Diese "Transformation der NATO" wirft politische, völkerrechtliche und
verfassungsrechtliche Fragen auf:
-
Politisch folgt sie der neuen "Nationalen Sicherheitsstrategie", die
vor zwei Monaten von US-Präsident Bush verkündet wurde. Darin wird das
Recht auf "präventive" Angriffskriege gegen jeden Staat der Welt
reklamiert, der im dringenden Verdacht steht, den interntionalen
Terrorismus zu unterstützen oder Massenvernichtungswaffen herzustellen
bzw. weiterzugeben.
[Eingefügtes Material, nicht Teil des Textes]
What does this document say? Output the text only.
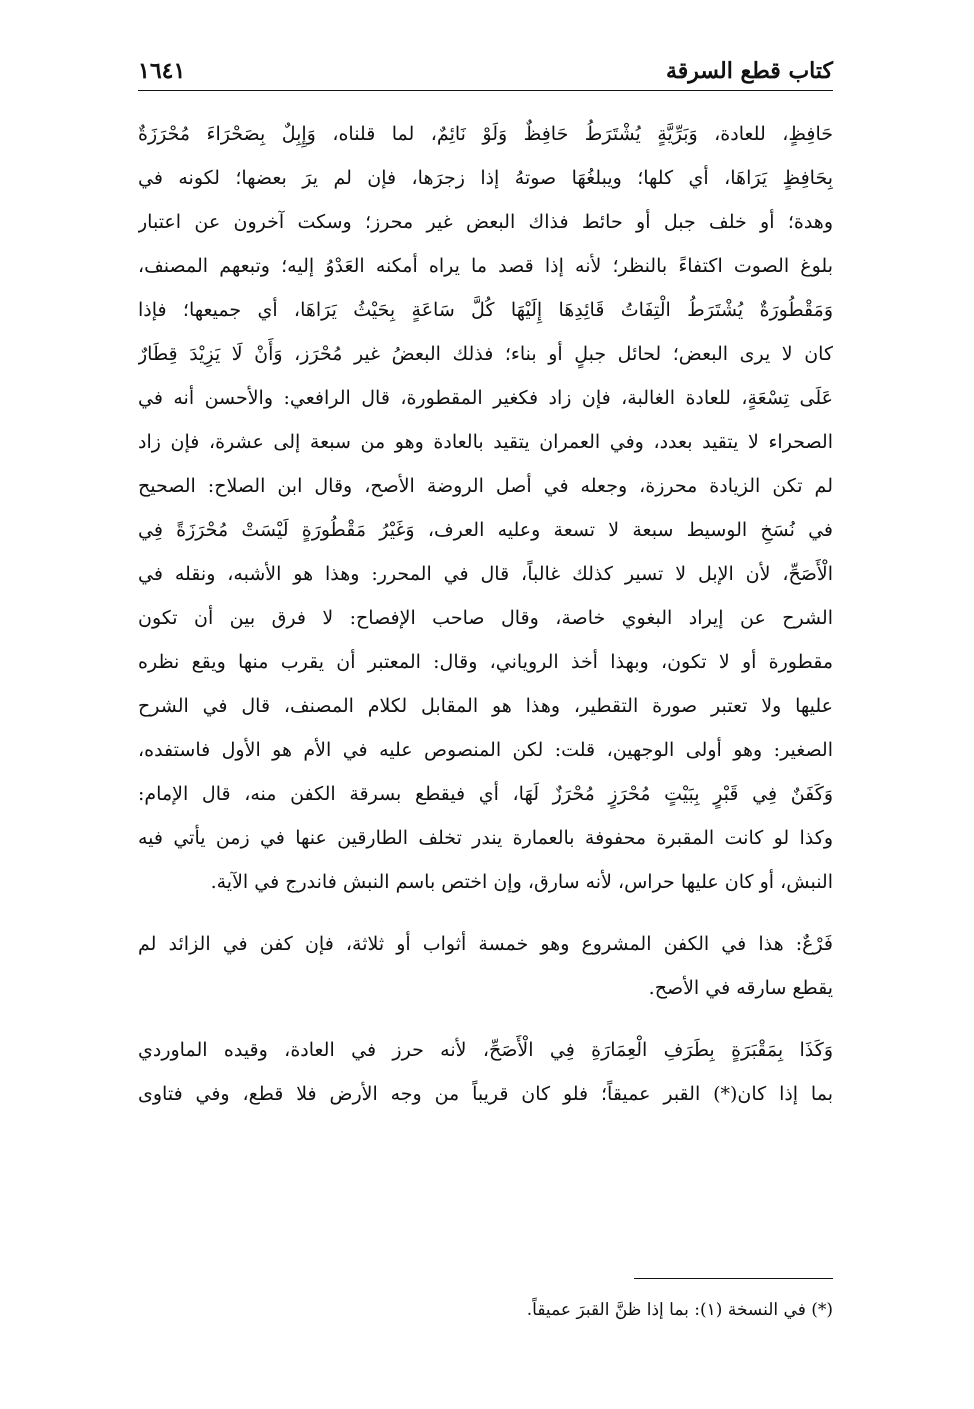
كتاب قطع السرقة
١٦٤١
حَافِظٍ، للعادة، وَبَرِّيَّةٍ يُشْتَرَطُ حَافِظٌ وَلَوْ نَائِمٌ، لما قلناه، وَإِبِلٌ بِصَحْرَاءَ مُحْرَزَةٌ
بِحَافِظٍ يَرَاهَا، أي كلها؛ ويبلغُهَا صوتهُ إذا زجرَها، فإن لم يرَ بعضها؛ لكونه في
وهدة؛ أو خلف جبل أو حائط فذاك البعض غير محرز؛ وسكت آخرون عن اعتبار
بلوغ الصوت اكتفاءً بالنظر؛ لأنه إذا قصد ما يراه أمكنه العَدْوُ إليه؛ وتبعهم المصنف،
وَمَقْطُورَةٌ يُشْتَرَطُ الْتِفَاتُ قَائِدِهَا إِلَيْهَا كُلَّ سَاعَةٍ بِحَيْثُ يَرَاهَا، أي جميعها؛ فإذا
كان لا يرى البعض؛ لحائل جبلٍ أو بناء؛ فذلك البعضُ غير مُحْرَز، وَأَنْ لَا يَزِيْدَ قِطَارٌ
عَلَى تِسْعَةٍ، للعادة الغالبة، فإن زاد فكغير المقطورة، قال الرافعي: والأحسن أنه في
الصحراء لا يتقيد بعدد، وفي العمران يتقيد بالعادة وهو من سبعة إلى عشرة، فإن زاد
لم تكن الزيادة محرزة، وجعله في أصل الروضة الأصح، وقال ابن الصلاح: الصحيح
في نُسَخِ الوسيط سبعة لا تسعة وعليه العرف، وَغَيْرُ مَقْطُورَةٍ لَيْسَتْ مُحْرَزَةً فِي
الْأَصَحِّ، لأن الإبل لا تسير كذلك غالباً، قال في المحرر: وهذا هو الأشبه، ونقله في
الشرح عن إيراد البغوي خاصة، وقال صاحب الإفصاح: لا فرق بين أن تكون
مقطورة أو لا تكون، وبهذا أخذ الروياني، وقال: المعتبر أن يقرب منها ويقع نظره
عليها ولا تعتبر صورة التقطير، وهذا هو المقابل لكلام المصنف، قال في الشرح
الصغير: وهو أولى الوجهين، قلت: لكن المنصوص عليه في الأم هو الأول فاستفده،
وَكَفَنٌ فِي قَبْرٍ بِبَيْتٍ مُحْرَزٍ مُحْرَزٌ لَهَا، أي فيقطع بسرقة الكفن منه، قال الإمام:
وكذا لو كانت المقبرة محفوفة بالعمارة يندر تخلف الطارقين عنها في زمن يأتي فيه
النبش، أو كان عليها حراس، لأنه سارق، وإن اختص باسم النبش فاندرج في الآية.
فَرْعٌ: هذا في الكفن المشروع وهو خمسة أثواب أو ثلاثة، فإن كفن في الزائد لم
يقطع سارقه في الأصح.
وَكَذَا بِمَقْبَرَةٍ بِطَرَفِ الْعِمَارَةِ فِي الْأَصَحِّ، لأنه حرز في العادة، وقيده الماوردي
بما إذا كان(*) القبر عميقاً؛ فلو كان قريباً من وجه الأرض فلا قطع، وفي فتاوى
(*) في النسخة (١): بما إذا ظنَّ القبرَ عميقاً.
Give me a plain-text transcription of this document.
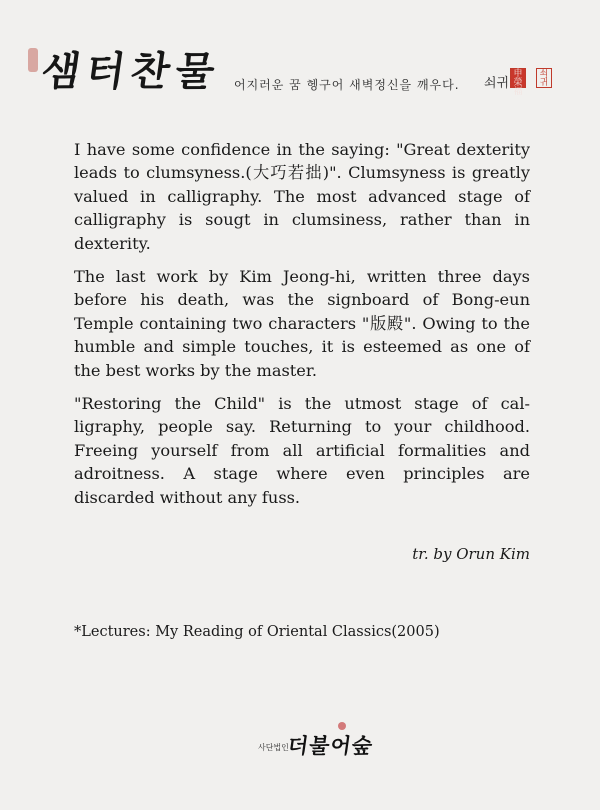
샘터찬물 어지러운 꿈 헹구어 새벽정신을 깨우다. 쇠귀
申榮福
쇠귀

I have some confidence in the saying: "Great dexterity leads to clumsyness.(大巧若拙)". Clumsyness is greatly valued in calligraphy. The most advanced stage of calligraphy is sougt in clumsiness, rather than in dexterity.

The last work by Kim Jeong-hi, written three days before his death, was the signboard of Bong-eun Temple containing two characters "版殿". Owing to the humble and simple touches, it is esteemed as one of the best works by the master.

"Restoring the Child" is the utmost stage of calligraphy, people say. Returning to your childhood. Freeing yourself from all artificial formalities and adroitness. A stage where even principles are discarded without any fuss.

tr. by Orun Kim
*Lectures: My Reading of Oriental Classics(2005)
사단법인
더불어숲
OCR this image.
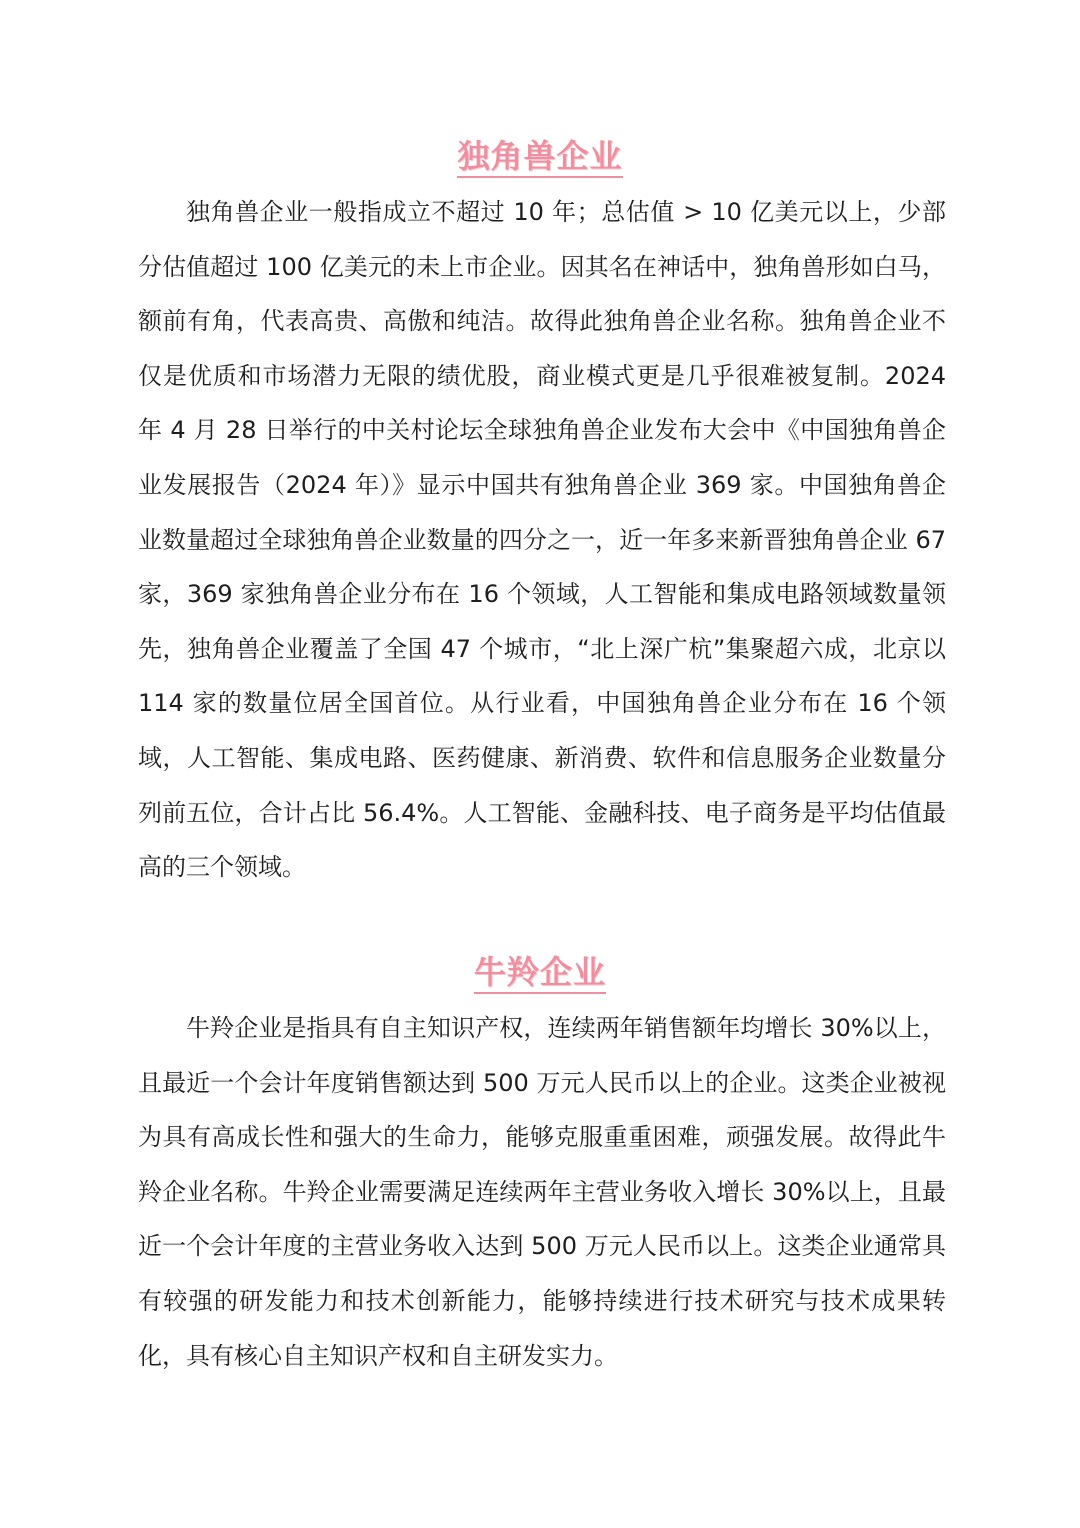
独角兽企业

独角兽企业一般指成立不超过 10 年；总估值 > 10 亿美元以上，少部分估值超过 100 亿美元的未上市企业。因其名在神话中，独角兽形如白马，额前有角，代表高贵、高傲和纯洁。故得此独角兽企业名称。独角兽企业不仅是优质和市场潜力无限的绩优股，商业模式更是几乎很难被复制。2024 年 4 月 28 日举行的中关村论坛全球独角兽企业发布大会中《中国独角兽企业发展报告（2024 年）》显示中国共有独角兽企业 369 家。中国独角兽企业数量超过全球独角兽企业数量的四分之一，近一年多来新晋独角兽企业 67 家，369 家独角兽企业分布在 16 个领域，人工智能和集成电路领域数量领先，独角兽企业覆盖了全国 47 个城市，“北上深广杭”集聚超六成，北京以 114 家的数量位居全国首位。从行业看，中国独角兽企业分布在 16 个领域，人工智能、集成电路、医药健康、新消费、软件和信息服务企业数量分列前五位，合计占比 56.4%。人工智能、金融科技、电子商务是平均估值最高的三个领域。

牛羚企业

牛羚企业是指具有自主知识产权，连续两年销售额年均增长 30%以上，且最近一个会计年度销售额达到 500 万元人民币以上的企业。这类企业被视为具有高成长性和强大的生命力，能够克服重重困难，顽强发展。故得此牛羚企业名称。牛羚企业需要满足连续两年主营业务收入增长 30%以上，且最近一个会计年度的主营业务收入达到 500 万元人民币以上。这类企业通常具有较强的研发能力和技术创新能力，能够持续进行技术研究与技术成果转化，具有核心自主知识产权和自主研发实力。
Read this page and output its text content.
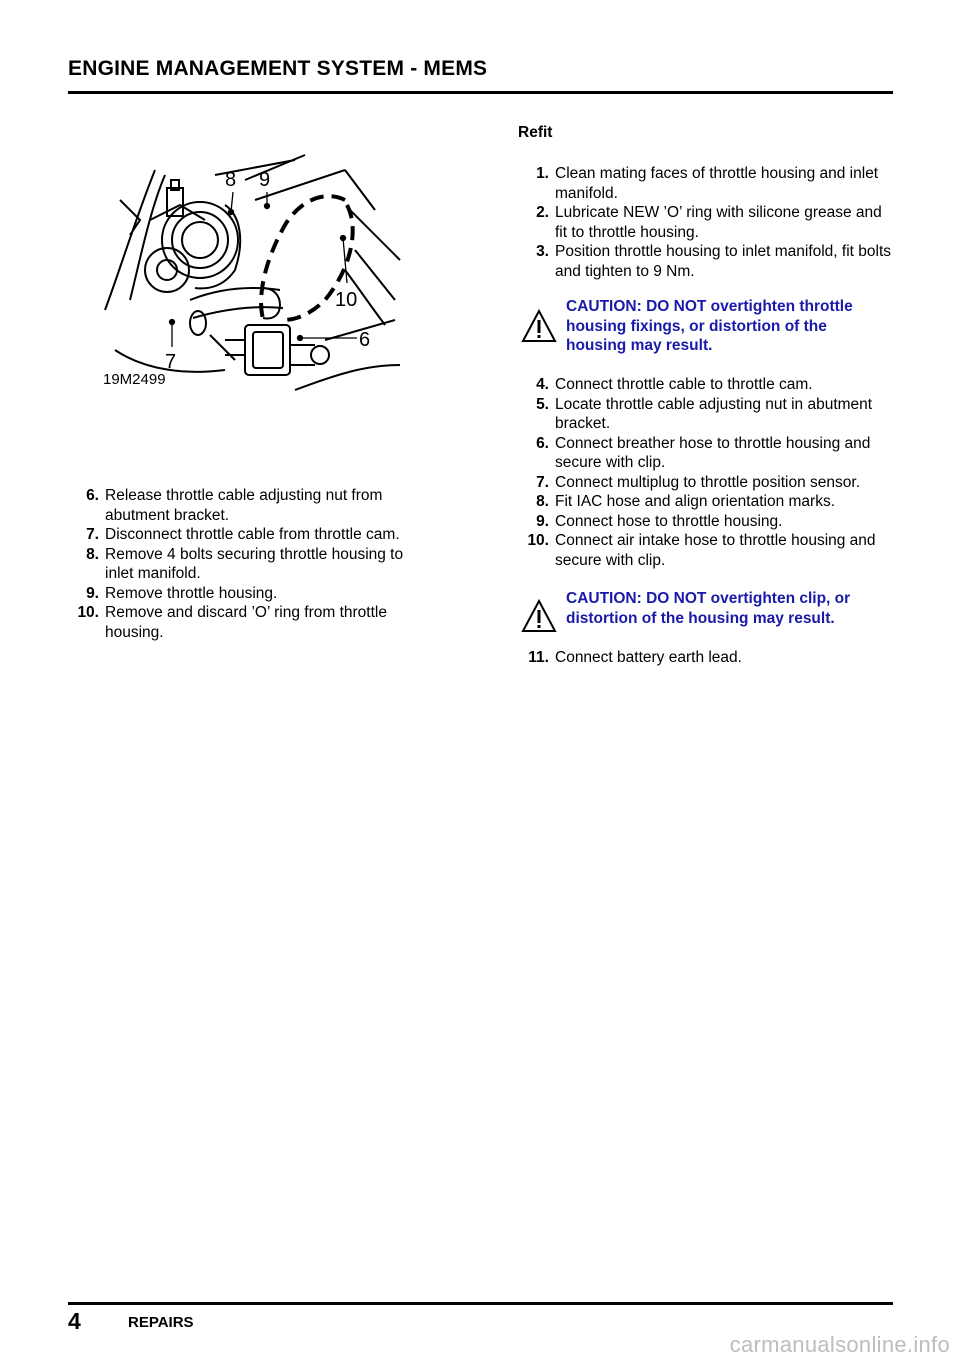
ENGINE MANAGEMENT SYSTEM - MEMS
8 9
10
6
7
19M2499
6. Release throttle cable adjusting nut from abutment bracket.
7. Disconnect throttle cable from throttle cam.
8. Remove 4 bolts securing throttle housing to inlet manifold.
9. Remove throttle housing.
10. Remove and discard ’O’ ring from throttle housing.
Refit
1. Clean mating faces of throttle housing and inlet manifold.
2. Lubricate NEW ’O’ ring with silicone grease and fit to throttle housing.
3. Position throttle housing to inlet manifold, fit bolts and tighten to 9 Nm.
CAUTION: DO NOT overtighten throttle housing fixings, or distortion of the housing may result.
4. Connect throttle cable to throttle cam.
5. Locate throttle cable adjusting nut in abutment bracket.
6. Connect breather hose to throttle housing and secure with clip.
7. Connect multiplug to throttle position sensor.
8. Fit IAC hose and align orientation marks.
9. Connect hose to throttle housing.
10. Connect air intake hose to throttle housing and secure with clip.
CAUTION: DO NOT overtighten clip, or distortion of the housing may result.
11. Connect battery earth lead.
4	REPAIRS
carmanualsonline.info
Sollte diese Strategie, die als "Bush-Doktrin" in
die Geschichte eingehen wird, Schule machen, kann sie die Welt in einen
chaotischen Zustand politischer Willkür und Instabilität stürzen.
- Völkerrechtlich bedeutet diese Strategie, würde sie zum allgemeinen
Prinzip erhoben, einen Rückfall in die Zeit vor dem Völkerbund, vor dem
Kellogg-Pakt 1928 (Ächtung des Krieges) und vor der Charta der Vereinten
Nationen (1945), in der den Staaten ein striktes Gewaltverbot auferlegt
wurde (einzige Ausnahme: Selbstverteidigung nach Art. 51). Ein ganzes
Jahrhundert der Entwicklung eines modernen zivilisierten Völkerrechts
wäre umsonst gewesen.
- Verfassungsrechtlich ist eine solche Entwicklung ebenfalls nicht
hinnehmbar. Die Bundesrepublik hat den Nordatlantikvertrag 1955
ratifiziert und ist damit dem Geist und Buchstaben nach einem reinen
Verteidigungsbündnis beigetreten. Ändert die NATO ihre Zielbestimmung so
fundamental wie jetzt in Prag, müsste sich dies auch in einer Änderung
des NATO-Vertrags niederschlagen. Eine solche Änderung müsste vom
Deutschen Bundestag ratifiziert werden. Doch davon abgesehen verbietet
Art. 26 des Grundgesetzes jegliche Handlung, die geeignet ist, einen
Angriffskrieg vorzubereiten, die Art. 87a und 115a GG beschränken die
Bundeswehr darüber hinaus auf die Territorialverteidigung einschließlich
der Bündnisverteidigung.
Der Bundesausschuss Friedensratschlag fordert Bundesregierung und
Bundestag auf, eine gesellschaftliche Diskussion über Ziel, Aufgabe,
Umfang und Struktur der Bundeswehr und der NATO zu initiieren. Eine zum
Interventionsbündnis mutierte NATO ist nicht mehr tolerierbar. Eine NATO
zu reinen Verteidigungszwecken wird angesichts der seit dem Ende des
Warschauer Pakts veränderten militärischen Sicherheitslage nicht mehr
gebraucht. Somit sollte die NATO ersatzlos aufgelöst werden.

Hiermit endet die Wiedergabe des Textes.